Significance

Due to the lower luminosity of the young Sun, climate modelers struggle to explain why the climate on early Earth was not freezing cold. This “faint young Sun paradox” is in conflict with apparently hot Archean ocean temperatures (∼70 °C) that can be estimated from the ¹⁸O/¹⁶O stable isotope ratio of chemical sediments. We show that the later temperatures had been overestimated because the ¹⁸O/¹⁶O of seawater also changed over time due to intense carbonatization and silicification of the oceanic crust, which consumes heavy ¹⁸O. Because these processes require high fluxes of CO₂, greenhouse warming by a CO₂-rich atmosphere appears most feasible to explain all observations.

Abstract

The low ¹⁸O/¹⁶O stable isotope ratios (δ¹⁸O) of ancient chemical sediments imply ∼70 °C Archean oceans if the oxygen isotopic composition of seawater (sw) was similar to modern values.
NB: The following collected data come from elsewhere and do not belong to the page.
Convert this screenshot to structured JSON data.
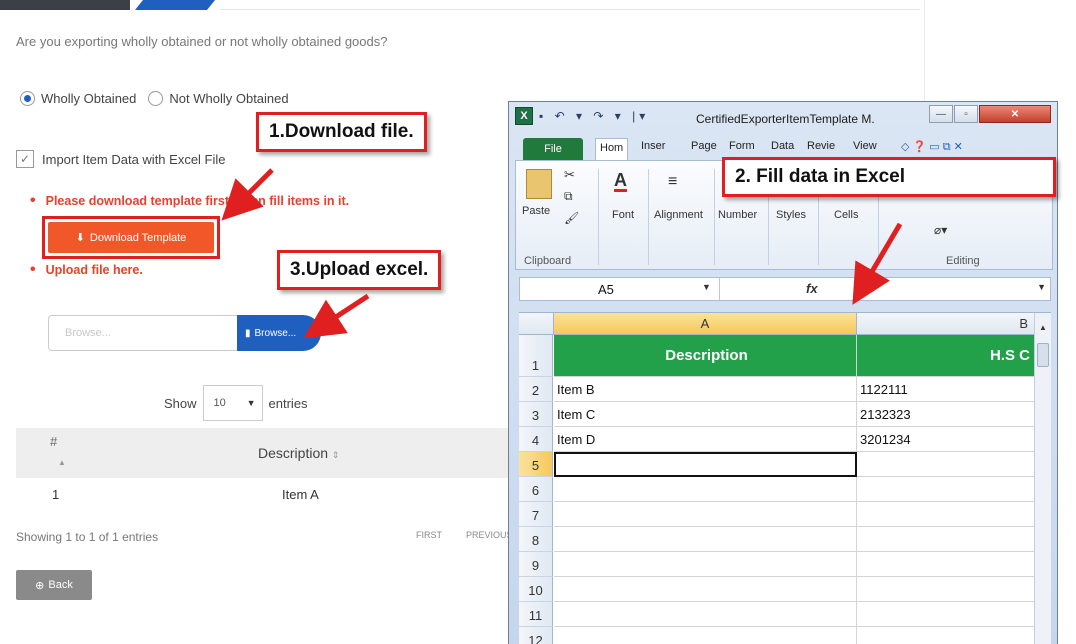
{
  "form": {
    "question": "Are you exporting wholly obtained or not wholly obtained goods?",
    "radio_wholly": "Wholly Obtained",
    "radio_not_wholly": "Not Wholly Obtained",
    "import_label": "Import Item Data with Excel File",
    "instruction_download": "Please download template first. Then fill items in it.",
    "download_button": "Download Template",
    "instruction_upload": "Upload file here.",
    "browse_placeholder": "Browse...",
    "browse_button": "Browse...",
    "show_label": "Show",
    "entries_value": "10",
    "entries_label": "entries",
    "table_headers": {
      "number": "#",
      "description": "Description"
    },
    "rows": [
      {
        "number": "1",
        "description": "Item A"
      }
    ],
    "showing_text": "Showing 1 to 1 of 1 entries",
    "pager_first": "FIRST",
    "pager_previous": "PREVIOUS",
    "back_button": "Back"
  },
  "callouts": {
    "step1": "1.Download file.",
    "step2": "2. Fill data in Excel",
    "step3": "3.Upload excel."
  },
  "excel": {
    "title": "CertifiedExporterItemTemplate M.",
    "tabs": [
      "File",
      "Hom",
      "Inser",
      "Page",
      "Form",
      "Data",
      "Revie",
      "View"
    ],
    "ribbon": {
      "paste": "Paste",
      "font": "Font",
      "alignment": "Alignment",
      "number": "Number",
      "styles": "Styles",
      "cells": "Cells",
      "clipboard": "Clipboard",
      "editing": "Editing"
    },
    "name_box": "A5",
    "fx": "fx",
    "columns": [
      "A",
      "B"
    ],
    "header_row": [
      "Description",
      "H.S C"
    ],
    "rows": [
      {
        "num": "2",
        "a": "Item B",
        "b": "1122111"
      },
      {
        "num": "3",
        "a": "Item C",
        "b": "2132323"
      },
      {
        "num": "4",
        "a": "Item D",
        "b": "3201234"
      }
    ],
    "row_numbers": [
      "1",
      "2",
      "3",
      "4",
      "5",
      "6",
      "7",
      "8",
      "9",
      "10",
      "11",
      "12"
    ]
  },
  "colors": {
    "accent_blue": "#1f5fbf",
    "alert_red": "#e8412b",
    "download_orange": "#f0582a",
    "excel_green": "#22a14a"
  }
}
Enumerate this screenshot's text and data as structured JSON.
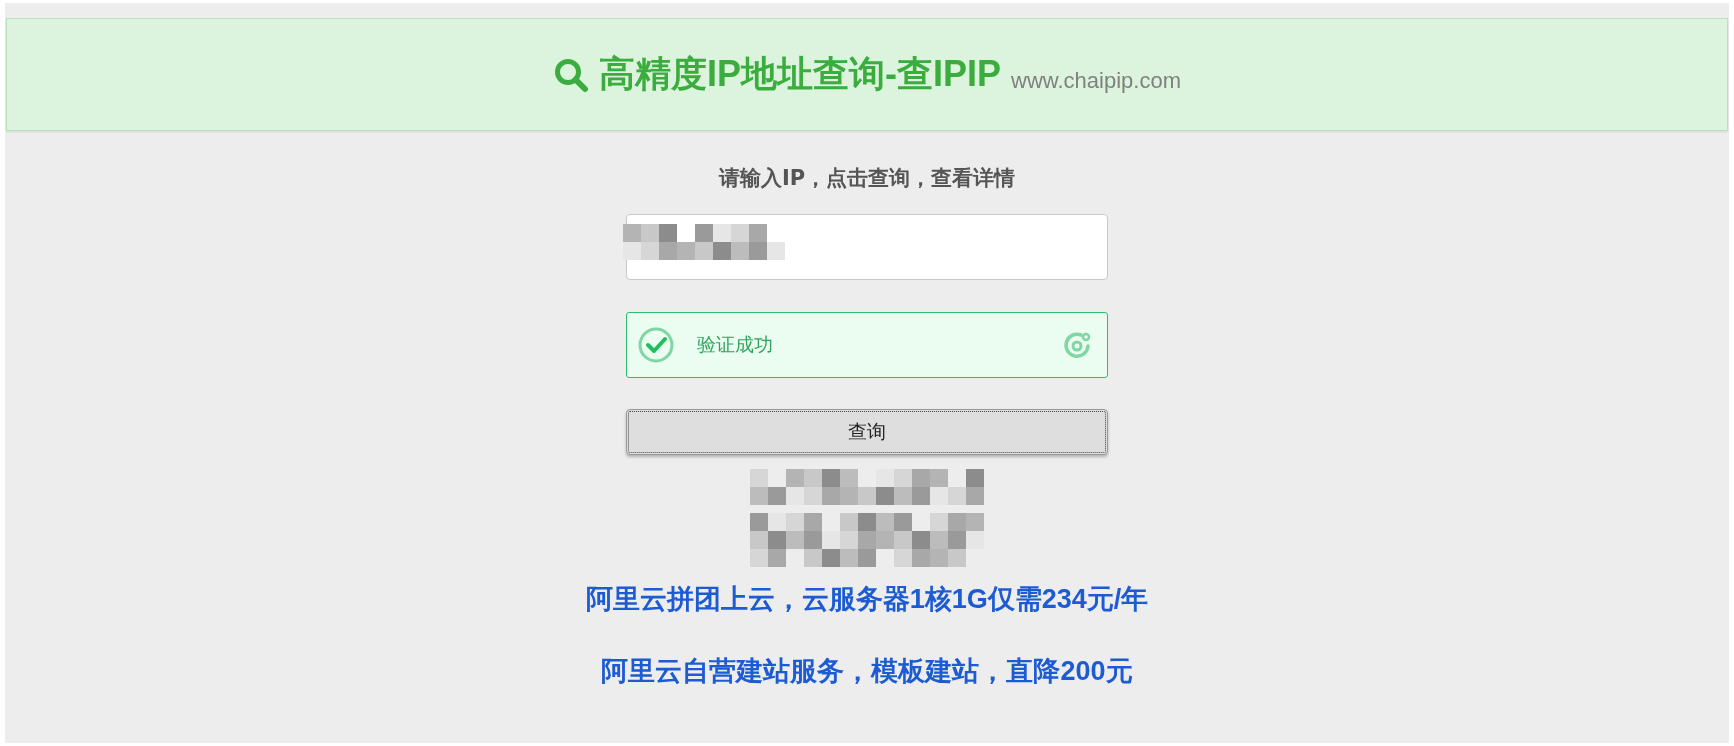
{
  "header": {
    "title": "高精度IP地址查询-查IPIP",
    "domain": "www.chaipip.com"
  },
  "prompt": "请输入IP，点击查询，查看详情",
  "captcha": {
    "status_text": "验证成功",
    "verified": true
  },
  "query_button": "查询",
  "ad_links": [
    "阿里云拼团上云，云服务器1核1G仅需234元/年",
    "阿里云自营建站服务，模板建站，直降200元"
  ]
}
Models suggesting lower δ¹⁸O_sw of Archean seawater due to intense continental weathering and/or low degrees of hydrothermal alteration are inconsistent with the triple oxygen isotope composition (Δ’¹⁷O) of Precambrian cherts. We show that high CO₂ sequestration fluxes into the oceanic crust, associated with extensive silicification, lowered the δ¹⁸O_sw of seawater on the early Earth without affecting the Δ’¹⁷O. Hence, the controversial long-term trend of increasing δ¹⁸O in chemical sediments over Earth’s history partly reflects increasing δ¹⁸O_sw due to decreasing atmospheric pCO₂. We suggest that δ¹⁸O_sw increased from about −5‰ at 3.2 Ga to a new steady-state value close to −2‰ at 2.6 Ga, coinciding with a profound drop in pCO₂ that has been suggested for this time interval. Using the moderately low δ¹⁸O_sw values, a warm but not hot climate can be inferred from the δ¹⁸O of the most pristine chemical sediments. Our results are most consistent with a model in which the “faint young Sun” was efficiently counterbalanced by a high-pCO₂ greenhouse atmosphere before 3 Ga.